Hurts, pains and prisons... they haunt me. I so wish I could help!
As for those girls I met and then came on here to introduce you to last night (see earlier blog)....Can you even imagine? I could hardly sleep in the comfort of my own bed, from thinking of them trying to sleep on the cold bunk of a hard one. You know? They've been in my heart and mind for so many years. I've often wondered and prayed for them. Last night though, made it even more real after walking behind razor-wired fences and into their territory and getting to actually see close-up some of their faces.

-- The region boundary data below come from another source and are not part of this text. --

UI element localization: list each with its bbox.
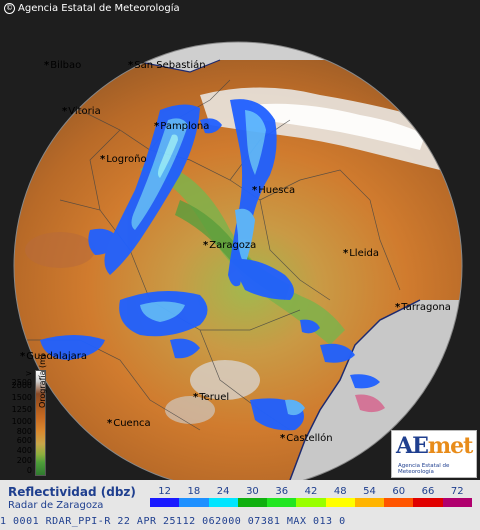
scale-value: 72 — [450, 486, 464, 497]
oro-tick: 600 — [16, 436, 32, 445]
scale-color-swatch — [442, 498, 472, 507]
oro-tick: > 2500 — [11, 369, 32, 387]
radar-info-line: 1 0001 RDAR_PPI-R 22 APR 25112 062000 07… — [0, 516, 346, 527]
scale-color-swatch — [296, 498, 326, 507]
scale-value: 36 — [275, 486, 289, 497]
scale-color-swatch — [413, 498, 443, 507]
scale-value: 66 — [421, 486, 435, 497]
oro-tick: 800 — [16, 427, 32, 436]
scale-value: 48 — [333, 486, 347, 497]
orography-title: Orografía (m) — [38, 353, 47, 408]
scale-value: 24 — [216, 486, 230, 497]
city-zaragoza: *Zaragoza — [203, 240, 257, 251]
scale-value: 18 — [187, 486, 201, 497]
scale-color-swatch — [354, 498, 385, 507]
scale-color-swatch — [208, 498, 238, 507]
oro-tick: 400 — [16, 446, 32, 455]
city-huesca: *Huesca — [252, 185, 296, 196]
aemet-logo-subtitle: Agencia Estatal de Meteorología — [398, 463, 450, 475]
radar-map — [0, 0, 480, 480]
oro-tick: 200 — [16, 456, 32, 465]
city-teruel: *Teruel — [193, 392, 230, 403]
aemet-logo: AEmet Agencia Estatal de Meteorología — [391, 430, 477, 478]
scale-color-swatch — [150, 498, 180, 507]
scale-value: 30 — [246, 486, 259, 497]
orography-color-bar — [35, 370, 46, 476]
scale-value: 54 — [363, 486, 376, 497]
legend-title: Reflectividad (dbz) — [8, 485, 136, 499]
agency-name: Agencia Estatal de Meteorología — [18, 3, 180, 14]
city-pamplona: *Pamplona — [154, 121, 210, 132]
city-lleida: *Lleida — [343, 248, 379, 259]
scale-value: 12 — [158, 486, 171, 497]
scale-color-swatch — [384, 498, 414, 507]
oro-tick: 0 — [26, 466, 32, 475]
agency-header: © Agencia Estatal de Meteorología — [4, 3, 180, 14]
scale-value: 42 — [304, 486, 318, 497]
scale-color-swatch — [325, 498, 355, 507]
orography-legend: > 2500 2000 1500 1250 1000 800 600 400 2… — [5, 369, 49, 476]
reflectivity-scale: 12 18 24 30 36 42 48 54 60 66 72 — [150, 486, 472, 507]
oro-tick: 2000 — [11, 381, 32, 390]
scale-color-swatch — [179, 498, 209, 507]
oro-tick: 1250 — [11, 405, 32, 414]
city-san-sebastian: *San Sebastián — [128, 60, 206, 71]
city-logrono: *Logroño — [100, 154, 147, 165]
city-cuenca: *Cuenca — [107, 418, 151, 429]
scale-value: 60 — [392, 486, 406, 497]
scale-color-swatch — [237, 498, 268, 507]
scale-color-swatch — [267, 498, 297, 507]
city-vitoria: *Vitoria — [62, 106, 101, 117]
radar-name: Radar de Zaragoza — [8, 500, 104, 511]
city-castellon: *Castellón — [280, 433, 333, 444]
city-bilbao: *Bilbao — [44, 60, 82, 71]
copyright-icon: © — [4, 3, 15, 14]
oro-tick: 1500 — [11, 393, 32, 402]
reflectivity-legend: Reflectividad (dbz) Radar de Zaragoza 12… — [0, 480, 480, 530]
city-guadalajara: *Guadalajara — [20, 351, 87, 362]
oro-tick: 1000 — [11, 417, 32, 426]
city-tarragona: *Tarragona — [395, 302, 451, 313]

It's not the first time I've visited someone in prison, but it's been a VERY long time since I have. I remember my very first reaction. I began visiting a guy that I didn't know. I had begun writing to him at the request of a co-worker and with our correspondence we quickly became friends. I was in college. He was college-aged. His name was Buck. And I remember being so taken aback by that first visit by the fact that they all looked normal. All of those on the inside, looked just like us on the out. That's when it hit me the hardest. One stupid decision (or even the result of a whole lot of them) landed them inside a place that they never could have fathomed truly being. Locked-up inside and caged as if an animal always haunted me for them... and obviously haunts me still!!! We all have our 'stuff'. We all have our prisons.... often because of our own very bad decisions. It's just that most of us get away with it. We either don't get caught, or society doesn't warrant it bad enough for a seeable prison behind physical bars.... but I assure you, prisons still the same!
I'm not saying that there aren't some of the meanest people in the world there, those that have done the most horrid of things imaginable, those enraged with evil, and that in order to keep society safe from their violence-ness that it doesn't warrant a good reason for putting them there. But what I know, too, is that they're horrid for a reason. They rage on the inside from hatred or bitterness and hurt and a roaring rage inside that cries for revenge on anyone within reaching distance of them. It's not right what they've done, but it results from a deeper problem than just meanness. How I wish I could reach inside and remove that seed of sin that controls them. But not all of them are evil. Some of them just royally messed-up! And they're now sorry they did what they did.
Back to Buck for a minute. He was released from prison on the day I got married and so came to my wedding. The sad part about it is that I got married on a riverboat and he missed the boat by a very few minutes. Awww.. bless his heart!!! I didn't know he was coming! I would have had them hold it for him if I did. Surely, that had to make him feel even more horrid. Man, thinking back to all that now, I learned SO MUCH from that guy! He helped me to see things that I'd never seen before. He opened my eyes to the details. He reminded me to appreciate what I too quickly take for granted. Precious! One thing that sticks with me about when he got out was his enamoration of colors! His mom had taken him to the mall to go shopping and he told me that he had grown so accustomed to seeing things only in grey and white that the colors were overwhelming. White was all they were allowed to wear, and it blew his mind seeing such colors everywhere! How do you choose, he wondered, with so many choices to make... especially after being in prison where every 'choice' was previously made for you?
Wonder what our first view of Heaven must be like? Wonder at all the colors we'll see there! Pure unadulterated beauty!!! No longer confined behind human-skinned-bars. Total freedom! No longer blind to what we aren't privy to see here. Finally, face-to-face with our Savior!!!!!! No human eye has seen, no mind has imagined.... the beauty that awaits us!